African Americans and whites exhibited no significant differences in the presence of either plaque or stenosis. However, whites showed significantly higher prevalence and extent of calcified plaque compared with African American patients, who had higher prevalence and extent of noncalcified plaque.
Ninety-six of the 150 African Americans had a noncalcified plaque on CT, compared with 62 of the 151 whites in the study, amounting to a median noncalcified plaque volume of 2.2 milliliters for blacks and 1.4 milliliters for whites. In contrast, CT revealed calcified plaques in 68 whites but only 39 blacks.
After adjusting for differences in diabetes, hypercholesterolemia and body mass index, these findings persisted, with blacks showing a 2.4-fold higher risk of noncalcified plaque; whites had a 2.2-fold higher risk of calcified plaque.
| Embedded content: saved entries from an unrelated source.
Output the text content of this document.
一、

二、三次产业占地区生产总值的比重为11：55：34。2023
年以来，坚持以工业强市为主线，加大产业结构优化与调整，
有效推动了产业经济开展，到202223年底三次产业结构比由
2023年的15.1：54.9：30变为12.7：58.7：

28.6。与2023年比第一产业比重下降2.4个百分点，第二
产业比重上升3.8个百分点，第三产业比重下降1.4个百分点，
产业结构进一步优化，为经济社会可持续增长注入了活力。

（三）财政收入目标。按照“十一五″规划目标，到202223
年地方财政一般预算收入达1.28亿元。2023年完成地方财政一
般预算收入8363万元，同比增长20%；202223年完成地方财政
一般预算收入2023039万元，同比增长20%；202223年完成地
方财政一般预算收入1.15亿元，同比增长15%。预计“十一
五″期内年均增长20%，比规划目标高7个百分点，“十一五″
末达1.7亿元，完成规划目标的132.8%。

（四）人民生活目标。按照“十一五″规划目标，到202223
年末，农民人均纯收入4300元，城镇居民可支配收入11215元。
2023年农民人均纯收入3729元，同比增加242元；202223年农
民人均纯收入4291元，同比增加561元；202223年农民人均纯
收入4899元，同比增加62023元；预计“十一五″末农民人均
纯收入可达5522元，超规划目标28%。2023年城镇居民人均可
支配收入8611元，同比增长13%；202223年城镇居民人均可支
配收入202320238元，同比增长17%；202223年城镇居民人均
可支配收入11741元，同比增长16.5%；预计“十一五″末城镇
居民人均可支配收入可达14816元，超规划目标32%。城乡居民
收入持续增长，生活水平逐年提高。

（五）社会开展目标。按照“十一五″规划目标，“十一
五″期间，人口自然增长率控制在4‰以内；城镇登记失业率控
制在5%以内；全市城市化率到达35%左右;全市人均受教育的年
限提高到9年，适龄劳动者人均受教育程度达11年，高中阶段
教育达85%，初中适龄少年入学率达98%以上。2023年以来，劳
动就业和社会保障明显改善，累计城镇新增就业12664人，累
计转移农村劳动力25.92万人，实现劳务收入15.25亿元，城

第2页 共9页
The authors stated that because calcium scoring excludes noncalcified plaques, their findings should spur a re-examination of the test’s importance for African Americans. “The results of coronary artery calcium scoring studies are to be treated with caution in African Americans, because they may not reflect the true extent of cardiovascular disease,” said U. Joseph Schoepf, MD, professor of radiology and medicine and director of cardiovascular imaging at the Medical University of South Carolina.
“For African American patients, coronary CT angiography may be a more appropriate screening tool for cardiovascular risk,” Schoepf said. The authors supported Schoepf’s proposition by referencing “well-recognized” race-associated differences in cardiovascular disease and atherosclerosis, including studies that have previously shown differences in the composition of atherosclerotic plaques between the two populations.
“Understanding the mechanism behind these disparities may improve the prevention, risk stratification and management of CAD,” Nance and co-authors wrote. As a result, the authors appealed to the importance of larger, prospective and randomized studies to evaluate the capability of coronary CT angiography to predict adverse events based on the characteristics of plaques and their relationships to race.
Nance and colleagues concluded that the higher rate of noncalcified plaque found in African Americans “may be more unstable” and likely reflects differences in disease pathogenesis and natural history that reach beyond individual lifestyle.